Mais si j'étais restée, je n'aurais de toute façon pas eu le même confort qu'à mon arrivée.

Je remarque pour la première fois au bout de dix minutes de marche le silence de cette forêt. Un silence surnaturel : pas de vent, donc de bruissement dans les feuilles, et pas de chants d'oiseaux non plus. Je frissonne. Cette forêt est comme une illusion. Alors, effrayée, mal à l'aise, j'accélère le pas afin de vite me retrouver au milieu de beaucoup de monde. A plusieurs reprises, ma vue se brouille. Depuis combien de temps n'ai-je pas mangé ? Mais je continue à avancer. Dans ce genre de situation, le mental doit primer sur le reste. Et je me demande si je ne suis pas en train de rêver. Je suis comme morte. Mon corps, donc mon estomac, n'est pas ici.
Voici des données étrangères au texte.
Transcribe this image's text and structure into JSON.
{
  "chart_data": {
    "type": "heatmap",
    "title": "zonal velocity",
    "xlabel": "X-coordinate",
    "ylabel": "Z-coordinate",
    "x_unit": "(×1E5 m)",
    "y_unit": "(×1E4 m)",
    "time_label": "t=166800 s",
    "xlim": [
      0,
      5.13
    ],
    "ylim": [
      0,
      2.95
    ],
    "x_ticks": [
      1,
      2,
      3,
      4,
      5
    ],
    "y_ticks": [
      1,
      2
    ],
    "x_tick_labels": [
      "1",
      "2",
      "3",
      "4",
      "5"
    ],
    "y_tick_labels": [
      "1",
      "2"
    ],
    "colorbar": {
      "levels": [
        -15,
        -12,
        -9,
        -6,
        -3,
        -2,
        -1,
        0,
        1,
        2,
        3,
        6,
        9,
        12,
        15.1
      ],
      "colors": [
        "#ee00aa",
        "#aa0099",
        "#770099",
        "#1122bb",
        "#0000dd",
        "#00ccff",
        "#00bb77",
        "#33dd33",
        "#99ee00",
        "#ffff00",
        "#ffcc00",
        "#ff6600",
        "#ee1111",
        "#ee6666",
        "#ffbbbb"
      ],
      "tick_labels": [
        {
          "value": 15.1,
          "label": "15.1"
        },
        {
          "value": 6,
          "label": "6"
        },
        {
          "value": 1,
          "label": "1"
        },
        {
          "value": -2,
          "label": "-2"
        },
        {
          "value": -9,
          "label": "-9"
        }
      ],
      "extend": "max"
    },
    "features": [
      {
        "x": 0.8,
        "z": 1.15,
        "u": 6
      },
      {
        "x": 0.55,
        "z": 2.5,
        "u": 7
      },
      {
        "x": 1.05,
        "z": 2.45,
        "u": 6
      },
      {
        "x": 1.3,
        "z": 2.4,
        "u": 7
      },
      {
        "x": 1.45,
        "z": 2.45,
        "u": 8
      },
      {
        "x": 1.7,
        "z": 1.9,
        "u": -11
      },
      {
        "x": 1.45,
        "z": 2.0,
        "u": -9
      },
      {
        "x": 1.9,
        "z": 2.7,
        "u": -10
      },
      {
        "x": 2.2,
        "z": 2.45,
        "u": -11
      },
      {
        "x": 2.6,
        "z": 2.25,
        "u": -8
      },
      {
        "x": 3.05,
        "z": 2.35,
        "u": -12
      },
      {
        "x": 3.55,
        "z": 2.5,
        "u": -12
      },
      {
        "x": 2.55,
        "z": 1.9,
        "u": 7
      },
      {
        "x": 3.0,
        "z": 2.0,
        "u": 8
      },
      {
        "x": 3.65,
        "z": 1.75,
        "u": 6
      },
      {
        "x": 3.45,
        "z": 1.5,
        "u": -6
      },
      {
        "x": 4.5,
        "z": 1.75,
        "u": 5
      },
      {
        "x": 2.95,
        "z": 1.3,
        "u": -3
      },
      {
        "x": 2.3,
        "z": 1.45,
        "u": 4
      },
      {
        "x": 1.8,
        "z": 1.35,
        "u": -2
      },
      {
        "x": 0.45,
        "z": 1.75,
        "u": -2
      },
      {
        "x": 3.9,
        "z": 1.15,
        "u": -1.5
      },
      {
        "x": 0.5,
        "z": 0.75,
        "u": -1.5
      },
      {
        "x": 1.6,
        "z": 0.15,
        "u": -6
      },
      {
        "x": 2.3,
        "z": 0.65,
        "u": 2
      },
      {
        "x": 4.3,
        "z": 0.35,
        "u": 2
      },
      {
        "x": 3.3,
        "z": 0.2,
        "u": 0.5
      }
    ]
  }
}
Seul mon esprit l'est. Peut-être que j'imagine la douleur ? Tout à coup, je trébuche sur une racine. Je m'effondre et me frappe la tête contre le sol. La douleur me semble tellement réelle ! Et le sang qui commence à couler d'une plaie sur mon front aussi. Allongée au sol, incapable de me relever, je soupire. Je ferme les yeux, et je chuchote :

- J'ai faim, je suis fatiguée, et j'ai mal. Mais par-dessus tout, je suis perdue, et je ne sais pas où aller. Que va-t-il advenir de moi ?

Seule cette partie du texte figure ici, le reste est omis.